I hope cardinals do not eat dragonflies.  We have plenty of nice birdseed out for them, songbird mix.

It is astonishing to me how water brings life, making the plants grow, attracting the little animals and birds.  Water is amazing, inexplicable, a substance that behaves unexpectedly according to the rules of science, yet exists as a totally necessary compound for life.  We drink it.  We wash in it.  We are made of it.

This is Lady's Mantle, covered with water droplets.  It's one of the new plants I'm trying in my lower garden.  It doesn't have pink flowers.  Its flowers are a soft, almost unnoticeable yellow-green, with tiny, furry blossoms.  They are subtle, tasteful, understated.  This is why the plant is called "Lady's Mantle."  The flowers are said to adorn the most gentle and modest of ladies, the kind of ladies who do not like to draw attention to themselves.  Old European folklore has it that the Virgin Mary herself wore Lady's Mantle.

This is another picture of Lady's Mantle, at a different time of day, with different light, and not right after I turned off the sprinkler.  The leaves have a way of cupping morning dew in gleaming globes, holding it there, as if to invite a woodland creature or a tiny fairy to come have a delicious drink.

This is the view down the path that runs through my lower terrace.  We got that tiny Rose of Sharon for $11.98, presumably because it was so little.  It's blooming up a storm.  The nursery people seem to have really outdone themselves with fertilizing.

Here's my most recent shot of it.

Further down the path, we have two new hydrangeas.  These are not to be confused with my three droopy hydrangeas from last year.  These only get about an hour of sun per day.  They are happy.

You can also see some pink geranium blossoms in this photo.  These are perennial geranium, not the annuals that you see all over.  Between the pink geranium and the Rose of Sharon, I did still manage to insert some pink this year.  I was surprised when the hydrangeas turned blue, because originally, they looked like this:

But.  I will never complain about a blue hydrangea!

Off on the far side, I've planted some foxglove and some lilies of the valley.  That's the poison section of my garden!

I deadheaded this foxglove, and got a small rebloom.  I don't know what it will do next year.  Since it's a biennial that supposedly self-sows, I'm hoping it will reseed itself, and meanwhile I can plant more blooming foxglove from the nursery next year.  I wish I had bought three instead of one this year, but we shall see what we shall see.

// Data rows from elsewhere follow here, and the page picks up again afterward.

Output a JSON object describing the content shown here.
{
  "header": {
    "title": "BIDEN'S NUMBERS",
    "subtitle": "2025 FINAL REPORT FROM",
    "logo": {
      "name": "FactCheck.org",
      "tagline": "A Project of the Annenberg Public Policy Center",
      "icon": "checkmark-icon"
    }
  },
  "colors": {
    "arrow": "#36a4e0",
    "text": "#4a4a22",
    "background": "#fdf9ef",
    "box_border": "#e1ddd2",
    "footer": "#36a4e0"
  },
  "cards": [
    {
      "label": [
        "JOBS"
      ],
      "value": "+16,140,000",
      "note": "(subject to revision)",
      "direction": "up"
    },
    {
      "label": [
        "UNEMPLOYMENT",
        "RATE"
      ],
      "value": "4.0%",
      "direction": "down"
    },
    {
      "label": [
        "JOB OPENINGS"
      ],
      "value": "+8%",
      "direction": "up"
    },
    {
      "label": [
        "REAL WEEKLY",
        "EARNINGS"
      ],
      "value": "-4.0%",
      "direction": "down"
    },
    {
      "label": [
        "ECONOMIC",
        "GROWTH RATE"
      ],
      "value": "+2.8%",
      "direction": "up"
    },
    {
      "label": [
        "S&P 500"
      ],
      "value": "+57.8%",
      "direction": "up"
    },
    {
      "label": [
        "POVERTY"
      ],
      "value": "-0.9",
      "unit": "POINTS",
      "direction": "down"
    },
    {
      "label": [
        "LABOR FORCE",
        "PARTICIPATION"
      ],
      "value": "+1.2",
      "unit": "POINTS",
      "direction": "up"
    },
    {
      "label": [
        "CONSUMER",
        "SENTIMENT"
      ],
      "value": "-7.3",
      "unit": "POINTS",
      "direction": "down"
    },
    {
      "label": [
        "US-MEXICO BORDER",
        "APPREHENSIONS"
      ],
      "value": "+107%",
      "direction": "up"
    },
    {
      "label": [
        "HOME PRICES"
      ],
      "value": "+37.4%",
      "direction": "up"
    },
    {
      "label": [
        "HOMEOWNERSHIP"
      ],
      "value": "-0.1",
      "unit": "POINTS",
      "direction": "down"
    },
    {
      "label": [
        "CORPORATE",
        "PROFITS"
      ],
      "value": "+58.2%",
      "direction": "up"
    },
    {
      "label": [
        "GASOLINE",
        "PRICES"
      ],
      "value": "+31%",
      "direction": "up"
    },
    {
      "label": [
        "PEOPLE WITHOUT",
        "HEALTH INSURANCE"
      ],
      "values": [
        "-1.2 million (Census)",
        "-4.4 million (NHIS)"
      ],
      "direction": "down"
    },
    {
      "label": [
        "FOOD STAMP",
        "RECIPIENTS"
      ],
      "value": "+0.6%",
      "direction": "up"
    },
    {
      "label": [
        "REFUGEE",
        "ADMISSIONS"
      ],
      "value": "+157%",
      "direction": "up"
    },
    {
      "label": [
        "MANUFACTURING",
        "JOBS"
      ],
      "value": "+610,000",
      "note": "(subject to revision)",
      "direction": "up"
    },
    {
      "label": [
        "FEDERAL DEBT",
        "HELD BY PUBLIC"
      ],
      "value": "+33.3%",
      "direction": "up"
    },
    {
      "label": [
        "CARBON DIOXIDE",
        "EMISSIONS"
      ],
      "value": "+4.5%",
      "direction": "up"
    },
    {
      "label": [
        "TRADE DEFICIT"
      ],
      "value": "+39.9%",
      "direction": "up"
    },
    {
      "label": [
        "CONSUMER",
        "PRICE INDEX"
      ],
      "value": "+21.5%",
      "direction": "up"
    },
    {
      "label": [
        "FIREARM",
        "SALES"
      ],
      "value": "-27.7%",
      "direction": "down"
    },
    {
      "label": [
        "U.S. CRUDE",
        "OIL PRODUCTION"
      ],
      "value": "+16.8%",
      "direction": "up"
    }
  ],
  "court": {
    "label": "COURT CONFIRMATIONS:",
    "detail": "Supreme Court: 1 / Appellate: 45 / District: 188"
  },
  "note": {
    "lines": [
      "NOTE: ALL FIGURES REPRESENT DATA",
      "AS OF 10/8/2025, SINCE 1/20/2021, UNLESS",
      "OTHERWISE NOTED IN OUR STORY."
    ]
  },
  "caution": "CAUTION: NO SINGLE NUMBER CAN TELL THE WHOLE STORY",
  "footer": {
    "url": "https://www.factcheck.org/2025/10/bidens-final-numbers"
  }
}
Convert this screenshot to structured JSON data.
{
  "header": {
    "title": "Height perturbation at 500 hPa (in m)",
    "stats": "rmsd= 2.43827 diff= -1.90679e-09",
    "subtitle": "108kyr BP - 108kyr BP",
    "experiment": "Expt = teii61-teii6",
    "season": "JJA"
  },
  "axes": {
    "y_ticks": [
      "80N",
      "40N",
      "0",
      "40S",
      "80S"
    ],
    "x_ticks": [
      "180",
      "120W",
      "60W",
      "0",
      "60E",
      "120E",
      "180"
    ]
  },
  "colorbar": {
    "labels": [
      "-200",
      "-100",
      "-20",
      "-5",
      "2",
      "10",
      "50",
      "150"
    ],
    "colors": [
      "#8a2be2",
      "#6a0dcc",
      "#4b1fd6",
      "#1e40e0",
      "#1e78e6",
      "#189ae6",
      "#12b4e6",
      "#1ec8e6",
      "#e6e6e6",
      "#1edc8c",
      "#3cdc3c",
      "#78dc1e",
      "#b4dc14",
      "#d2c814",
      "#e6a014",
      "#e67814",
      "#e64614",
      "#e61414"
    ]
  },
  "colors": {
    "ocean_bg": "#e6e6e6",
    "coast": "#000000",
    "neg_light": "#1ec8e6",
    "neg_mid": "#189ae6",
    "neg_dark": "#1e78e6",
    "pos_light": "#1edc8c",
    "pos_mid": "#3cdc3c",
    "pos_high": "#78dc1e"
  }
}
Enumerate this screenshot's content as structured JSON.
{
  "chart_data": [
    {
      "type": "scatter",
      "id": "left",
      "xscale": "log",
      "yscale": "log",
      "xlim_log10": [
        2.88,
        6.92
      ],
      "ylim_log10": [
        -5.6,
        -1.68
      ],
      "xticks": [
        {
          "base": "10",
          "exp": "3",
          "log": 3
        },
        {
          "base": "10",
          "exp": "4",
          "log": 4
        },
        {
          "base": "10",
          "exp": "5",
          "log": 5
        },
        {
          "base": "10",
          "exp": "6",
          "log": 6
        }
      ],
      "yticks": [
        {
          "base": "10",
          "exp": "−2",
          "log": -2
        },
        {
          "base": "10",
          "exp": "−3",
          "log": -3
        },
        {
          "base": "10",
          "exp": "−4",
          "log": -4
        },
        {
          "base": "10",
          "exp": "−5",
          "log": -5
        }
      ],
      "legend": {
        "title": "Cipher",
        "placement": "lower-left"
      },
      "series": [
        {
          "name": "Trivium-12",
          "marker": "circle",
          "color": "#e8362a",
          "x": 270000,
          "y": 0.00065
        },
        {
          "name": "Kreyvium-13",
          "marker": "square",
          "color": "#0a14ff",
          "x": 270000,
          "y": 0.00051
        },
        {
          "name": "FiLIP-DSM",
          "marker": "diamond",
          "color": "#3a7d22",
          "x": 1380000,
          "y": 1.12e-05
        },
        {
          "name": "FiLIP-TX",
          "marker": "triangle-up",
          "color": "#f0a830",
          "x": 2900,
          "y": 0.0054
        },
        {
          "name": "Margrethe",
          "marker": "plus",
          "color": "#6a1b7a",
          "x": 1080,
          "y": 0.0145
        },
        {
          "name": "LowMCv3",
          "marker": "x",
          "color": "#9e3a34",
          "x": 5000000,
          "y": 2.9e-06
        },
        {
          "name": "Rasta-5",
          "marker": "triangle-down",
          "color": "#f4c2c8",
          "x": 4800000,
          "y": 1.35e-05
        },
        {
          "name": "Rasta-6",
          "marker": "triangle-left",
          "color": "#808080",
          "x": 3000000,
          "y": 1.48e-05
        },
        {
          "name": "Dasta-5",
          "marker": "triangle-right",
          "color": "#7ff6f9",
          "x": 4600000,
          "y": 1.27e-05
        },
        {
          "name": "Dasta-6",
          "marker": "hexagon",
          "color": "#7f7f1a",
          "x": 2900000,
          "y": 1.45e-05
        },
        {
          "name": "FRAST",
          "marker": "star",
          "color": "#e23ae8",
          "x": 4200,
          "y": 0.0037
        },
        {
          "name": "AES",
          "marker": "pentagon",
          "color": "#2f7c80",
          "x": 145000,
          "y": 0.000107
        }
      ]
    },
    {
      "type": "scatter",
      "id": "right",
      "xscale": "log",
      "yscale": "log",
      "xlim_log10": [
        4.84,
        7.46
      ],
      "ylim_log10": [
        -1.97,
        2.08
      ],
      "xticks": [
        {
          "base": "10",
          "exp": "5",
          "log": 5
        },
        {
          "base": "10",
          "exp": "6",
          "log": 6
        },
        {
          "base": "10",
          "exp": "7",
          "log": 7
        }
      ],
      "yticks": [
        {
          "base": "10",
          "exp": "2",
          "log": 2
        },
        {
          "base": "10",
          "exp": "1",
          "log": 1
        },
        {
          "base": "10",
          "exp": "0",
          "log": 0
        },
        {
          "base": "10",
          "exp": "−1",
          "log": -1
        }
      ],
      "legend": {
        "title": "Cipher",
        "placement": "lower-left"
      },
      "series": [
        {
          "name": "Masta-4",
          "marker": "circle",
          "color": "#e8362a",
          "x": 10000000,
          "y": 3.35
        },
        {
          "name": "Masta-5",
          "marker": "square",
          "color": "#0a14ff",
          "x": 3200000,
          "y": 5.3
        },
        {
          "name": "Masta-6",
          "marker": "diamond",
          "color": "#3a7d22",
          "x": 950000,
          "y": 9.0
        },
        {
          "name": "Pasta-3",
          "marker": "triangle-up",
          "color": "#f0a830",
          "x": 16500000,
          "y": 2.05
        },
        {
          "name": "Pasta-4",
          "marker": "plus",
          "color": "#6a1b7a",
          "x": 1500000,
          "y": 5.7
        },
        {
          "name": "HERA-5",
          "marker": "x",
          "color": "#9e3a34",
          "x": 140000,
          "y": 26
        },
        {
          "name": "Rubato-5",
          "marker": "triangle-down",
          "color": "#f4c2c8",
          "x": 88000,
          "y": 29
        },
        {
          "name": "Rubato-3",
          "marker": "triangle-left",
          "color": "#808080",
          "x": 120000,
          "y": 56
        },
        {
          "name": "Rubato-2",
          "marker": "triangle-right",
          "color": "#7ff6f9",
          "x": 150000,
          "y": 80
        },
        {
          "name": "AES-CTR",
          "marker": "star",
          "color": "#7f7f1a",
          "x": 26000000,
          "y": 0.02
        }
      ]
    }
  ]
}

I killed two tiny rhododendrons which I planted up near the water spigot.  They were just too tiny, I think, and had been overfertilized to produce a striking bloom for the store shelf.  I made the mistake of adding some plant food for acid loving plants after I put them in, and they just couldn't handle it all.  This afternoon, I cut them back to the ground, as I think their only hope is if they could somehow come back from the root.

Anyway, that's my garden, my shade garden in the back.

It never fails to amaze me when I put things into the ground and they actually grow.

Miracles abound.




1 comment:

Priscilla said...

It looks beautiful. It reminds me of being in a park, judging by the pictures. You have had such dry weather, while we have been swamped with rain. There has even been some flooding in our area because of so much rain. Everything is a deep, lush green....but I think it is time for the sun to come out. Today it has been sunny and hot...and all that rain means high humidity, of course.